Nietzsche est accueilli dans une attitude esthétique, dans un enthousiasme qui n’engage à rien. C’est habituellement la manière de ceux pour qui finalement la mesure et la forme sont décisives. Ravis dans leur jeunesse, puis fâchés et dégoûtés des incessantes contradictions, de la démesure, en particulier des erreurs de sa maturité, des créations exagérées et verbales, des dogmatismes devenant apparemment aveugles, des déviations devenant occasionnellement ridicules, ces esprits connaissent la désillusion typique qui perd de vue le moyen. Il ne leur reste finalement que quelques travaux de détail, le critique et l’écrivain de style, l’aphoristique et l’essayiste excellent et le poète. Mais si l’appropriation de Nietzsche consiste à s’édifier aux beautés et à savourer la langue et la sensation spirituelle, alors disparaît toute la substance.

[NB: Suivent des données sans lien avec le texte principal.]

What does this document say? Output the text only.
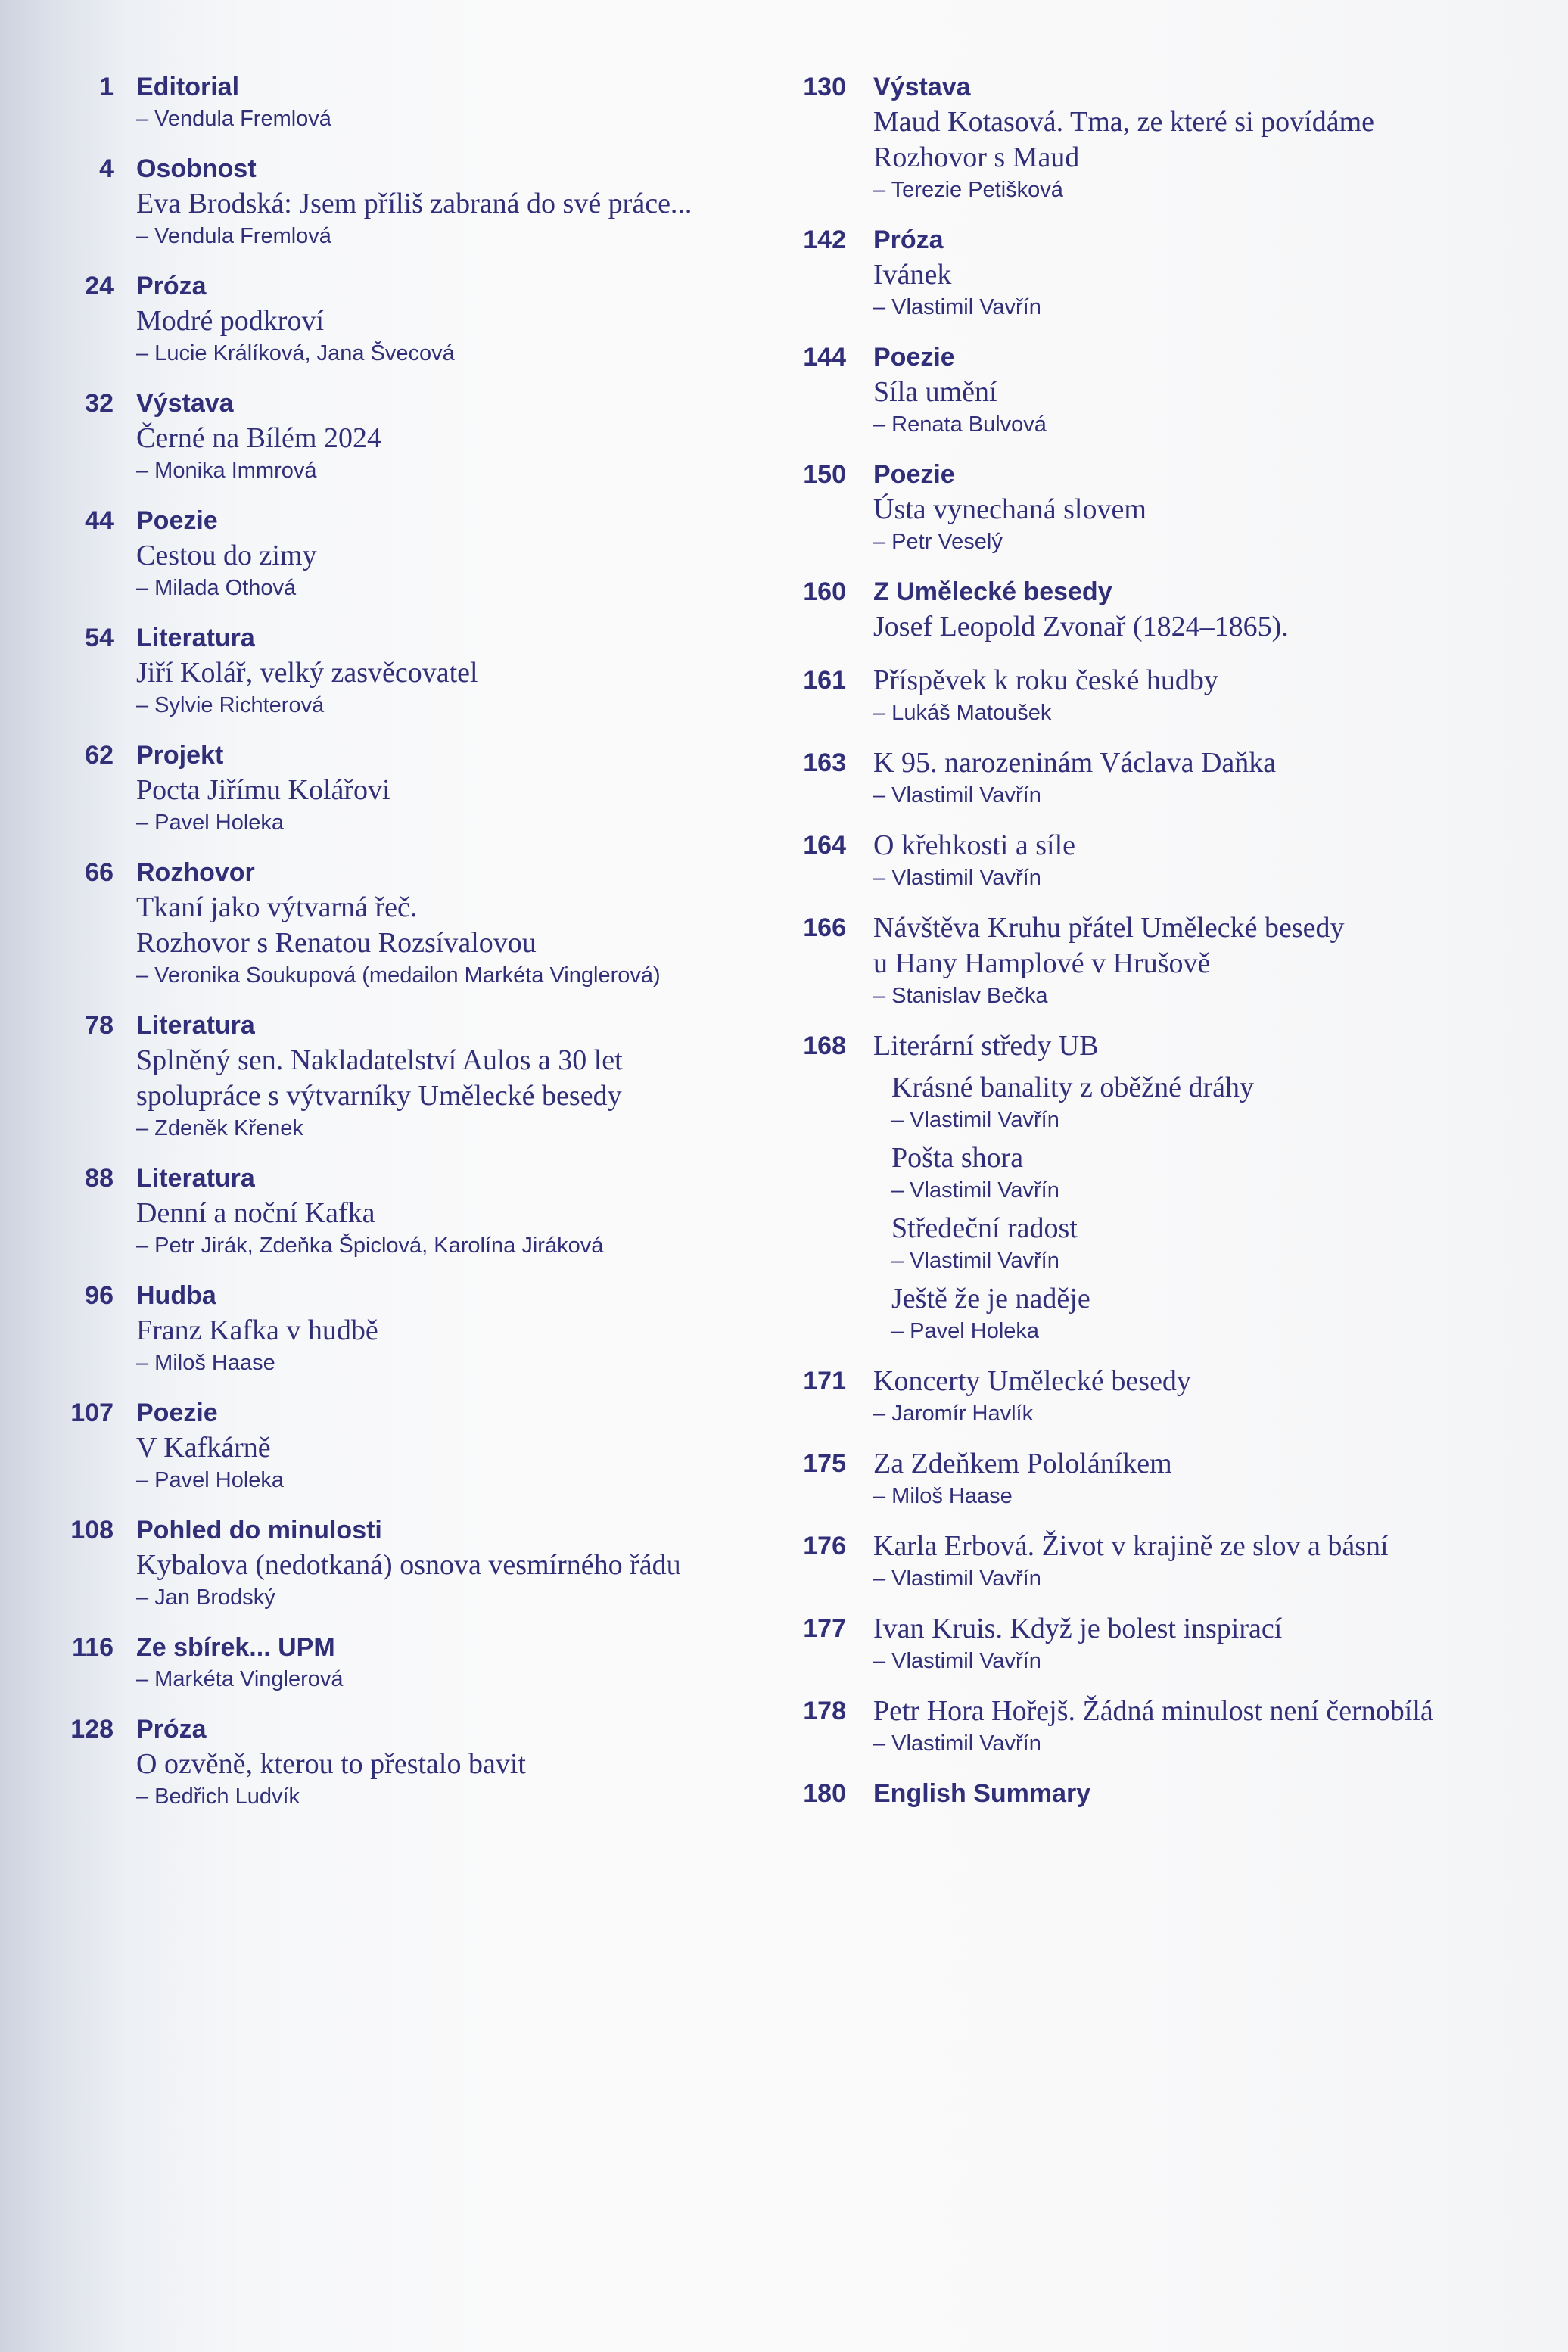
1 Editorial
– Vendula Fremlová
4 Osobnost
Eva Brodská: Jsem příliš zabraná do své práce...
– Vendula Fremlová
24 Próza
Modré podkroví
– Lucie Králíková, Jana Švecová
32 Výstava
Černé na Bílém 2024
– Monika Immrová
44 Poezie
Cestou do zimy
– Milada Othová
54 Literatura
Jiří Kolář, velký zasvěcovatel
– Sylvie Richterová
62 Projekt
Pocta Jiřímu Kolářovi
– Pavel Holeka
66 Rozhovor
Tkaní jako výtvarná řeč.
Rozhovor s Renatou Rozsívalovou
– Veronika Soukupová (medailon Markéta Vinglerová)
78 Literatura
Splněný sen. Nakladatelství Aulos a 30 let
spolupráce s výtvarníky Umělecké besedy
– Zdeněk Křenek
88 Literatura
Denní a noční Kafka
– Petr Jirák, Zdeňka Špiclová, Karolína Jiráková
96 Hudba
Franz Kafka v hudbě
– Miloš Haase
107 Poezie
V Kafkárně
– Pavel Holeka
108 Pohled do minulosti
Kybalova (nedotkaná) osnova vesmírného řádu
– Jan Brodský
116 Ze sbírek... UPM
– Markéta Vinglerová
128 Próza
O ozvěně, kterou to přestalo bavit
– Bedřich Ludvík
130 Výstava
Maud Kotasová. Tma, ze které si povídáme
Rozhovor s Maud
– Terezie Petišková
142 Próza
Ivánek
– Vlastimil Vavřín
144 Poezie
Síla umění
– Renata Bulvová
150 Poezie
Ústa vynechaná slovem
– Petr Veselý
160 Z Umělecké besedy
Josef Leopold Zvonař (1824–1865).
161 Příspěvek k roku české hudby
– Lukáš Matoušek
163 K 95. narozeninám Václava Daňka
– Vlastimil Vavřín
164 O křehkosti a síle
– Vlastimil Vavřín
166 Návštěva Kruhu přátel Umělecké besedy
u Hany Hamplové v Hrušově
– Stanislav Bečka
168 Literární středy UB
Krásné banality z oběžné dráhy
– Vlastimil Vavřín
Pošta shora
– Vlastimil Vavřín
Středeční radost
– Vlastimil Vavřín
Ještě že je naděje
– Pavel Holeka
171 Koncerty Umělecké besedy
– Jaromír Havlík
175 Za Zdeňkem Pololáníkem
– Miloš Haase
176 Karla Erbová. Život v krajině ze slov a básní
– Vlastimil Vavřín
177 Ivan Kruis. Když je bolest inspirací
– Vlastimil Vavřín
178 Petr Hora Hořejš. Žádná minulost není černobílá
– Vlastimil Vavřín
180 English Summary
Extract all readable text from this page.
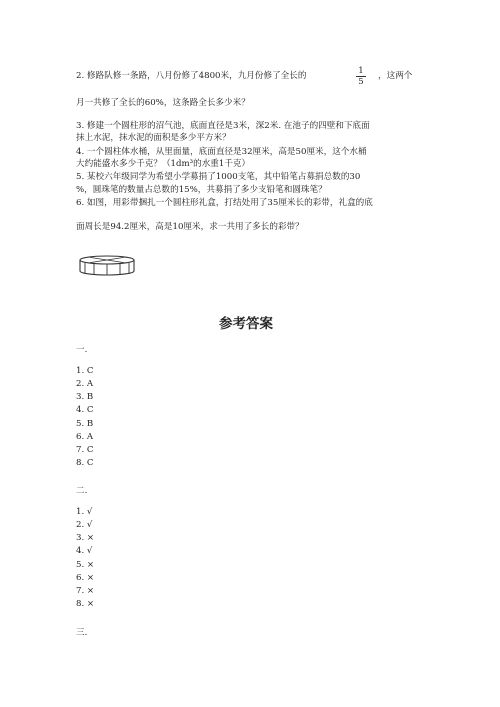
2. 修路队修一条路，八月份修了4800米，九月份修了全长的	1
5
，这两个
月一共修了全长的60%，这条路全长多少米？
3. 修建一个圆柱形的沼气池，底面直径是3米，深2米. 在池子的四壁和下底面
抹上水泥，抹水泥的面积是多少平方米？
4. 一个圆柱体水桶，从里面量，底面直径是32厘米，高是50厘米，这个水桶
大约能盛水多少千克？（1dm³的水重1千克）
5. 某校六年级同学为希望小学募捐了1000支笔，其中铅笔占募捐总数的30
%，圆珠笔的数量占总数的15%，共募捐了多少支铅笔和圆珠笔？
6. 如图，用彩带捆扎一个圆柱形礼盒，打结处用了35厘米长的彩带，礼盒的底
面周长是94.2厘米，高是10厘米，求一共用了多长的彩带？
参考答案
一.
1. C
2. A
3. B
4. C
5. B
6. A
7. C
8. C
二.
1. √
2. √
3. ×
4. √
5. ×
6. ×
7. ×
8. ×
三.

Ce n’est que si je rends efficace en moi la possibilité d’impulsion venant de Nietzsche, que celui-ci est pris au sérieux non de façon esthétique mais philosophique. Mais on ne réussit pas à faire sienne cette impulsion si (soit dans un sens esthétique ou spirituel ou systématique ou dans n’importe quel autre sens) ; pour une part, on lui donne libre cours, pour une autre part, on la rejette... [3]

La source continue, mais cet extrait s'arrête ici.